Seoul – Jepang tidak sendiri dalam menghadapi penurunan populasi penduduk. Bersama Korea Selatan, kedua negara ini mulai mengubah desa-desa yang ditinggalkan menjadi hotel terdesentralisasi sebagai bagian dari upaya revitalisasi pedesaan.

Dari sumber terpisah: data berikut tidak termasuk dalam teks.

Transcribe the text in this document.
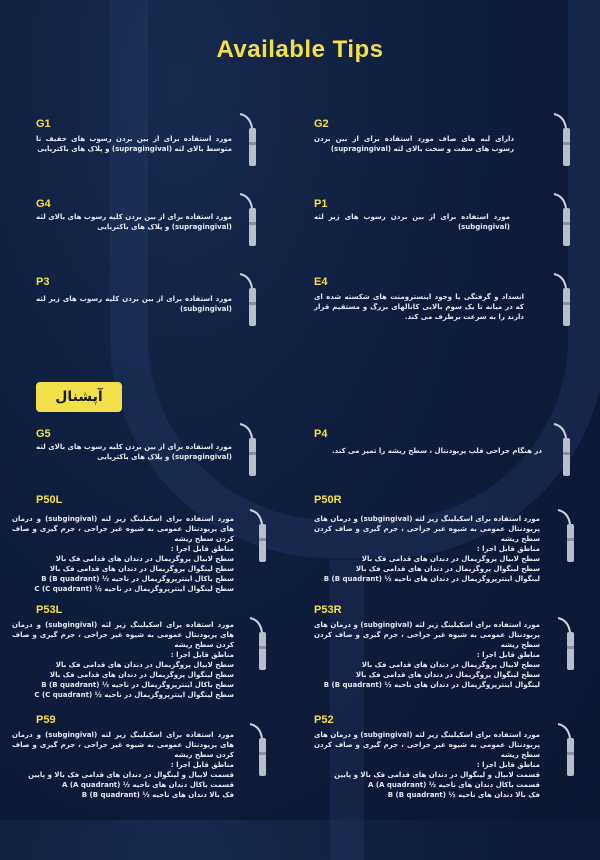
Available Tips
G1
مورد استفاده برای از بین بردن رسوب های خفیف تا متوسط بالای لثه (supragingival) و پلاک های باکتریایی
G2
دارای لبه های صاف مورد استفاده برای از بین بردن رسوب های سفت و سخت بالای لثه (supragingival)
G4
مورد استفاده برای از بین بردن کلیه رسوب های بالای لثه (supragingival) و پلاک های باکتریایی
P1
مورد استفاده برای از بین بردن رسوب های زیر لثه (subgingival)
P3
مورد استفاده برای از بین بردن کلیه رسوب های زیر لثه (subgingival)
E4
انسداد و گرفتگی یا وجود اینسترومنت های شکسته شده ای که در میانه تا یک سوم بالایی کانالهای بزرگ و مستقیم قرار دارند را به سرعت برطرف می کند.
آپشنال
G5
مورد استفاده برای از بین بردن کلیه رسوب های بالای لثه (supragingival) و پلاک های باکتریایی
P4
در هنگام جراحی فلپ پریودنتال ، سطح ریشه را تمیز می کند.
P50L
مورد استفاده برای اسکیلینگ زیر لثه (subgingival) و درمان های پریودنتال عمومی به شیوه غیر جراحی ، جرم گیری و صاف کردن سطح ریشه
مناطق قابل اجرا :
سطح لابیال پروگزیمال در دندان های قدامی فک بالا
سطح لینگوال پروگزیمال در دندان های قدامی فک بالا
سطح باکال اینترپروگزیمال در ناحیه ½ B (B quadrant)
سطح لینگوال اینترپروگزیمال در ناحیه ½ C (C quadrant)
P50R
مورد استفاده برای اسکیلینگ زیر لثه (subgingival) و درمان های پریودنتال عمومی به شیوه غیر جراحی ، جرم گیری و صاف کردن سطح ریشه
مناطق قابل اجرا :
سطح لابیال پروگزیمال در دندان های قدامی فک بالا
سطح لینگوال پروگزیمال در دندان های قدامی فک بالا
لینگوال اینترپروگزیمال در دندان های ناحیه ½ B (B quadrant)
P53L
مورد استفاده برای اسکیلینگ زیر لثه (subgingival) و درمان های پریودنتال عمومی به شیوه غیر جراحی ، جرم گیری و صاف کردن سطح ریشه
مناطق قابل اجرا :
سطح لابیال پروگزیمال در دندان های قدامی فک بالا
سطح لینگوال پروگزیمال در دندان های قدامی فک بالا
سطح باکال اینترپروگزیمال در ناحیه ½ B (B quadrant)
سطح لینگوال اینترپروگزیمال در ناحیه ½ C (C quadrant)
P53R
مورد استفاده برای اسکیلینگ زیر لثه (subgingival) و درمان های پریودنتال عمومی به شیوه غیر جراحی ، جرم گیری و صاف کردن سطح ریشه
مناطق قابل اجرا :
سطح لابیال پروگزیمال در دندان های قدامی فک بالا
سطح لینگوال پروگزیمال در دندان های قدامی فک بالا
لینگوال اینترپروگزیمال در دندان های ناحیه ½ B (B quadrant)
P59
مورد استفاده برای اسکیلینگ زیر لثه (subgingival) و درمان های پریودنتال عمومی به شیوه غیر جراحی ، جرم گیری و صاف کردن سطح ریشه
مناطق قابل اجرا :
قسمت لابیال و لینگوال در دندان های قدامی فک بالا و پایین
قسمت باکال دندان های ناحیه ½ A (A quadrant)
فک بالا دندان های ناحیه ½ B (B quadrant)
P52
مورد استفاده برای اسکیلینگ زیر لثه (subgingival) و درمان های پریودنتال عمومی به شیوه غیر جراحی ، جرم گیری و صاف کردن سطح ریشه
مناطق قابل اجرا :
قسمت لابیال و لینگوال در دندان های قدامی فک بالا و پایین
قسمت باکال دندان های ناحیه ½ A (A quadrant)
فک بالا دندان های ناحیه ½ B (B quadrant)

Pekan ini, Kementerian Pertanian, Pangan, dan Urusan Pedesaan Korea Selatan menggelar “Forum Regenerasi Rumah Kosong Pedesaan” selama dua hari di Myeongyeong, Provinsi Gyeongsang Utara. Forum ini mempertemukan pembuat kebijakan daerah dan pelaku inovasi swasta untuk membahas meningkatnya jumlah properti terbengkalai di wilayah pedesaan.
Dikutip dari Korea Times pada Kamis (23/4/2026), salah satu tamu kehormatan dalam forum tersebut adalah Shunpei Shimada, CEO Satoyume Corp., perusahaan konsultan asal Jepang yang fokus pada revitalisasi wilayah. Dia juga merupakan penggagas proyek hotel desa di Desa Kosuge, yang kini menjadi salah satu model sukses regenerasi pedesaan di Jepang.
Konsep yang diusung adalah “hotel desa”, satu desa berfungsi layaknya sebuah hotel terpadu. Rumah kosong yang terbengkalai diubah menjadi resepsionis, rumah lain menjadi kamar tamu, pemandian umum dijadikan spa, sementara warga lokal berperan sebagai staf restoran dan layanan bagi wisatawan.
Model ini terbukti berhasil di Kosuge, sebuah desa terpencil yang sebelumnya hampir ditinggalkan penduduknya. Kini, desa tersebut mampu menarik sekitar 180.000 pengunjung setiap tahun.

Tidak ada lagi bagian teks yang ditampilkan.